Vitamin D3 for uncontrolled childhood asthma: A pilot study

• Published in: Pediatric allergy and immunology Vol. 27; no. 4; pp. 404 - 412
• Main Authors: Kerley, Conor P., Hutchinson, Katrina, Cormican, Liam, Faul, John, Greally, Peter, Coghlan, David, Elnazir, Basil
• Format: Journal Article
• Language: English
• Published: England Wiley Subscription Services, Inc 01.06.2016
• Subjects: Absenteeism; allergy; Asthma; Asthma - diagnosis; Asthma - drug therapy; Asthma - immunology; Asthma - physiopathology; Biomarkers - blood; bone; Child; Cholecalciferol - adverse effects; Cholecalciferol - therapeutic use; Double-Blind Method; Female; Forced Expiratory Volume; Humans; infection; Ireland; Lung - drug effects; Lung - immunology; Lung - physiopathology; Male; pediatric; Pediatrics; Pilot Projects; pulmonary function; Schools; Time Factors; Treatment Outcome; Vitamin D; Vitamin D - analogs & derivatives; Vitamin D - blood; Vitamin deficiency; infection; vitamin D; pulmonary function; allergy; asthma; bone; pediatric
• ISSN: 0905-6157; 1399-3038
• DOI: 10.1111/pai.12547

Background Observational and mechanistic data suggest a role for vitamin D in childhood asthma.
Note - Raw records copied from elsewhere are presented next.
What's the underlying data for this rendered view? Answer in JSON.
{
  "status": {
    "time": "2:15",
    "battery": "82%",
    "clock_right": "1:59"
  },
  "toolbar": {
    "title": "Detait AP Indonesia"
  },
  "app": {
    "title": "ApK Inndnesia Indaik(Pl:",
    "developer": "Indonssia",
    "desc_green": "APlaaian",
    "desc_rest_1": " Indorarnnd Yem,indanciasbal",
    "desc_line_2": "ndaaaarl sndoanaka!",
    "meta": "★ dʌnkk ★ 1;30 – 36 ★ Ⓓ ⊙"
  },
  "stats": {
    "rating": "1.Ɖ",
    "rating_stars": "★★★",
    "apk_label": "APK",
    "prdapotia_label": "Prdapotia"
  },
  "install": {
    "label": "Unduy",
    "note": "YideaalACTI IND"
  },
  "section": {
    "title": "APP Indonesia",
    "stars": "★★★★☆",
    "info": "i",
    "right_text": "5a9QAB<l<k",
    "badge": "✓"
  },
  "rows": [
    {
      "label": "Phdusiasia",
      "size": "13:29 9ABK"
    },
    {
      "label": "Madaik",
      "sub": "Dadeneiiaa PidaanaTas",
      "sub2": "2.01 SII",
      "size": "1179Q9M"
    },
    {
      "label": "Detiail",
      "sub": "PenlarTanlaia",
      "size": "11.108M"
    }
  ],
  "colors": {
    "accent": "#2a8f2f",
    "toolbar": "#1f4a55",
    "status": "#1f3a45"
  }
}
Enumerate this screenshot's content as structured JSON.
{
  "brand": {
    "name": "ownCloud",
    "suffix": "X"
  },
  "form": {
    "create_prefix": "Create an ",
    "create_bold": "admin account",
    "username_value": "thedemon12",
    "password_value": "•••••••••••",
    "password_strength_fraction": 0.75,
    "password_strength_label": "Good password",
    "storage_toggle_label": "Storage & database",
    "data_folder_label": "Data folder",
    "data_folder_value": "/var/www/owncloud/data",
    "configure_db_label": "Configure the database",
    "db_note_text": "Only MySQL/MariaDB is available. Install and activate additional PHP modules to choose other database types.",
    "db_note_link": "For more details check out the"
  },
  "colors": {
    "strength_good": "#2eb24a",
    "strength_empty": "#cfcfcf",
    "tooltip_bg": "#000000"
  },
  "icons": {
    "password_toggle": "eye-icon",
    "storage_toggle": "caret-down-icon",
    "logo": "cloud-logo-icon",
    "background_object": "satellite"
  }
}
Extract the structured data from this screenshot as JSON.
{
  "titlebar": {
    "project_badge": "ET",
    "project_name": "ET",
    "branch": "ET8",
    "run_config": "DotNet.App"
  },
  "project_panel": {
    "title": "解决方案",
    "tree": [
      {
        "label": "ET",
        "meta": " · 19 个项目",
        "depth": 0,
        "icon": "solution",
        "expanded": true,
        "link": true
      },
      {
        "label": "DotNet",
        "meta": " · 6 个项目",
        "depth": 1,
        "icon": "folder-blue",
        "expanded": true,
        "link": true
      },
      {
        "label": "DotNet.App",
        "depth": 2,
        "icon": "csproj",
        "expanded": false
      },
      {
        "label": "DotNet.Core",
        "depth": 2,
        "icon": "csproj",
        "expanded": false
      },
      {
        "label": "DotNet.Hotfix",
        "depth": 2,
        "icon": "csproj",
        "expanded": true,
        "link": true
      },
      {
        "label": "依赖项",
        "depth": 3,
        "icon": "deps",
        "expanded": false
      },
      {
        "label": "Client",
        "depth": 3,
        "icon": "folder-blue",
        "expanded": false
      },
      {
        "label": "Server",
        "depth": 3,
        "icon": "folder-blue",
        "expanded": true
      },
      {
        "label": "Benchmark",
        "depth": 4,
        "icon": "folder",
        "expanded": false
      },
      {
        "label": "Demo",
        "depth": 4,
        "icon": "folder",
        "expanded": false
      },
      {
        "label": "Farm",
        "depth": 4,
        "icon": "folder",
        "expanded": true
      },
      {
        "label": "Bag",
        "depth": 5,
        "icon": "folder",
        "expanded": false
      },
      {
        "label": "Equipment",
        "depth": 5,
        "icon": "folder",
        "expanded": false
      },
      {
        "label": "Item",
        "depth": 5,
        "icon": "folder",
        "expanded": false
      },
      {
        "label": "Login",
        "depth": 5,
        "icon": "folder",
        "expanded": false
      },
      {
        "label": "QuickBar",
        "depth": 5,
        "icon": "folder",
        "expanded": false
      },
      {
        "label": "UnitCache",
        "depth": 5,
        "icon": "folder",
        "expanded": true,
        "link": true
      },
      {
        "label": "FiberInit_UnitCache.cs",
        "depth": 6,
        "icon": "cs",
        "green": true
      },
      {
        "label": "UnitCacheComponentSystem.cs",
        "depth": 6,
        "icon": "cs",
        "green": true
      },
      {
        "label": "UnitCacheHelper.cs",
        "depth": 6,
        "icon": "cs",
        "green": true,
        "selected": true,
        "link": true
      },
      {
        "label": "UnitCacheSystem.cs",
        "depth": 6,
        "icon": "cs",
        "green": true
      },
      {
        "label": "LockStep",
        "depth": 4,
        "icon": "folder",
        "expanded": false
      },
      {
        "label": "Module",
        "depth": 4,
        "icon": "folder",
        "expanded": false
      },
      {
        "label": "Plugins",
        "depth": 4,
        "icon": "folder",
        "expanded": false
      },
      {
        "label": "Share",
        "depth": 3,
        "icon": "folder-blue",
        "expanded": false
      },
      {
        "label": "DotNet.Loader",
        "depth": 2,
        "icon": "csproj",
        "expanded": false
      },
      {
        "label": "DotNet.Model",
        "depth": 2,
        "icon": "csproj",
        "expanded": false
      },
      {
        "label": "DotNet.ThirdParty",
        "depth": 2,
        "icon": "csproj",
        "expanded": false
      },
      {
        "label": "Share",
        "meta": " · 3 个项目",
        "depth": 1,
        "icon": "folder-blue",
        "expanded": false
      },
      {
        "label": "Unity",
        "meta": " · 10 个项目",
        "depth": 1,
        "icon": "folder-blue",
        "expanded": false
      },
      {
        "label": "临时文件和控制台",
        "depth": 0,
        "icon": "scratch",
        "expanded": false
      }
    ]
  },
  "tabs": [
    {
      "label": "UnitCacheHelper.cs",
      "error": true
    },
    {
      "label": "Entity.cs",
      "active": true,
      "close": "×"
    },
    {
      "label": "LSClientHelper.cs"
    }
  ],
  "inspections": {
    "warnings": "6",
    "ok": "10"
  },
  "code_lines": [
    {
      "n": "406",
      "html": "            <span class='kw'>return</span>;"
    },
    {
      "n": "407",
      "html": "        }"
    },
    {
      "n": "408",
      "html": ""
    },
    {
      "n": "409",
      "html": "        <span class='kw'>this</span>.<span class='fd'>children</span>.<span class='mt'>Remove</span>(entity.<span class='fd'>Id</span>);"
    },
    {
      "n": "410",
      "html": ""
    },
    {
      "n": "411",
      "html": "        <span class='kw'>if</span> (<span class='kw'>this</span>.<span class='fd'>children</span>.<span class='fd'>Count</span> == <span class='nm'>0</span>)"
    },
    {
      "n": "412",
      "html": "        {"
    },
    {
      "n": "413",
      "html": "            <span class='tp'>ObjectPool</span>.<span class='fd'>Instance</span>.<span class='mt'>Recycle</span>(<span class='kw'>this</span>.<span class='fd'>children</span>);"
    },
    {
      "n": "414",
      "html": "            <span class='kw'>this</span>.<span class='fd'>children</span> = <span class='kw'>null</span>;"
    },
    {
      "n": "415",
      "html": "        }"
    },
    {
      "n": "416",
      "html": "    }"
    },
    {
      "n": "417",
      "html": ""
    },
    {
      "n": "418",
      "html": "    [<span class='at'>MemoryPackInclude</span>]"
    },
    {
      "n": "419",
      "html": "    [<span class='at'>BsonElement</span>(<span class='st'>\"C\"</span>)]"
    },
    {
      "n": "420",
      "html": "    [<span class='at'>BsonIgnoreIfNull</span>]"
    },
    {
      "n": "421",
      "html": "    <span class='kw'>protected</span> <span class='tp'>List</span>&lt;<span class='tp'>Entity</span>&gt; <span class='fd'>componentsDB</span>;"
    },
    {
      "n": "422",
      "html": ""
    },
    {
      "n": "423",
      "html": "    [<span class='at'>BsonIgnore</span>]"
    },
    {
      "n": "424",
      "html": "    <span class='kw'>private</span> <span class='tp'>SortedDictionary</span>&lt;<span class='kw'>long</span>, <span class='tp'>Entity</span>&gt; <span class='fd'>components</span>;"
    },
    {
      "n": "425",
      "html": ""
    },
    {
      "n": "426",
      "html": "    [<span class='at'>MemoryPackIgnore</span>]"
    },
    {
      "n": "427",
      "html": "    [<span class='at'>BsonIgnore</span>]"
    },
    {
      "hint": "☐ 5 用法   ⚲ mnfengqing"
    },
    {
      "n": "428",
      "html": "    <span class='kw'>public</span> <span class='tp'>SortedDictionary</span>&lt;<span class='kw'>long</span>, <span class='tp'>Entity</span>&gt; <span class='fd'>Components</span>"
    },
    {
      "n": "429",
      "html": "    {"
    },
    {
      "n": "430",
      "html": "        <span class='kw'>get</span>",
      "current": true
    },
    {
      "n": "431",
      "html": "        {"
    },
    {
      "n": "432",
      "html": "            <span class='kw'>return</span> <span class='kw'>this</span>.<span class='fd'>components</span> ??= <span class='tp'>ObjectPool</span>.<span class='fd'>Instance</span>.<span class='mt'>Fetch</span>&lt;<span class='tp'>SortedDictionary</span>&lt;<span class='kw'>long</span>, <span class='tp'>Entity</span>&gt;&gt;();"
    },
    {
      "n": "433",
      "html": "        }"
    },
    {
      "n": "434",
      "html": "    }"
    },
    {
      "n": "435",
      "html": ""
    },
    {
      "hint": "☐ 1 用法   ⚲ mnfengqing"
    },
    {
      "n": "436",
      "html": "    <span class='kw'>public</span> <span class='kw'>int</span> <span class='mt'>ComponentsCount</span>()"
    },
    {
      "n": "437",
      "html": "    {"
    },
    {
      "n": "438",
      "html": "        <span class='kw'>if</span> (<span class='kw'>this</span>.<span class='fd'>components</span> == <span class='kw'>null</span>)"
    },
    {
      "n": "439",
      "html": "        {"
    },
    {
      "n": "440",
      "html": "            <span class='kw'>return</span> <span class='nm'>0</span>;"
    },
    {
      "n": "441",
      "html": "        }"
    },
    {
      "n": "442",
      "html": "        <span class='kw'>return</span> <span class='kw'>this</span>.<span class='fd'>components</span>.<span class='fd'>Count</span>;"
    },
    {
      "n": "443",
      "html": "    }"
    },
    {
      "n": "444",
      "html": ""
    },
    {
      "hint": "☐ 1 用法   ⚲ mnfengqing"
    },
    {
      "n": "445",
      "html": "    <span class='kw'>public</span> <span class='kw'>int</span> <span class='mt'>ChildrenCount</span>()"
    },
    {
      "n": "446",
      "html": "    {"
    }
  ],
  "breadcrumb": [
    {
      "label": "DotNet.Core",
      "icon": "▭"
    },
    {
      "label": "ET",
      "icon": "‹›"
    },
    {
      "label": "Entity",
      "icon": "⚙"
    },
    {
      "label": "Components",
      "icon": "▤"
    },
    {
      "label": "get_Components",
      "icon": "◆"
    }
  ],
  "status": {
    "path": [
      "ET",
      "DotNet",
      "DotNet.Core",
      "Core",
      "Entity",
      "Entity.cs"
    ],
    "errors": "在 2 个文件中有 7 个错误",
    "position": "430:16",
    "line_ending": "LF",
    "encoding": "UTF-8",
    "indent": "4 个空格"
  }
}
However, subsequent interventional trials have been inconsistent. We aimed to assess the effect of 15 weeks of vitamin D3 supplementation compared with placebo (PL) in Irish children with asthma. Methods We conducted a double‐blind, randomized, PL‐controlled trial of vitamin D supplementation (2000 IU/day) in 44 urban, Caucasian children at high latitude. Assessments were completed at baseline and after 15 weeks of supplementation. Outcome measures were lung function, subjective asthma control and biochemical parameters of total vitamin D, allergy, immunity, airway inflammation, and systemic inflammation. Finally, parents/guardians completed a weekly diary during the trial. Results There was no significant difference in baseline 25(OH)D levels, but there was a significant increase in median 25(OH)D in the vitamin D3 group (57.5–105 nmol/l) compared with the PL group (52.5–57.5 nmol/l) (p < 0.0001). There was no significant difference between groups regarding subjective asthma control. Compared with PL, there was a significant decrease in school days missed due to asthma (1 vs. 5 days, p = 0.04) and alkaline phosphatase (−3.4 vs. +16; p = 0.037) in the vitamin D3 group, but there were no beneficial effects regarding several other secondary end‐points. However, there were non‐significant, advantageous changes in the PL group compared with the vitamin D3 group in subjective asthma control and lung function, particularly percentage of predicted forced expiratory volume in 1 s (+2.5 vs. −4; p = 0.06). Conclusion Vitamin D3 supplementation led to a significant increase in serum 25(OH)D and decreased school days missed (p = 0.04), but no other advantageous changes in asthma parameters compared with PL. The potential adverse effect of vitamin D deficiency on growth and the potential negative effect of high serum 25(OH)D on pulmonary function warrant further investigation.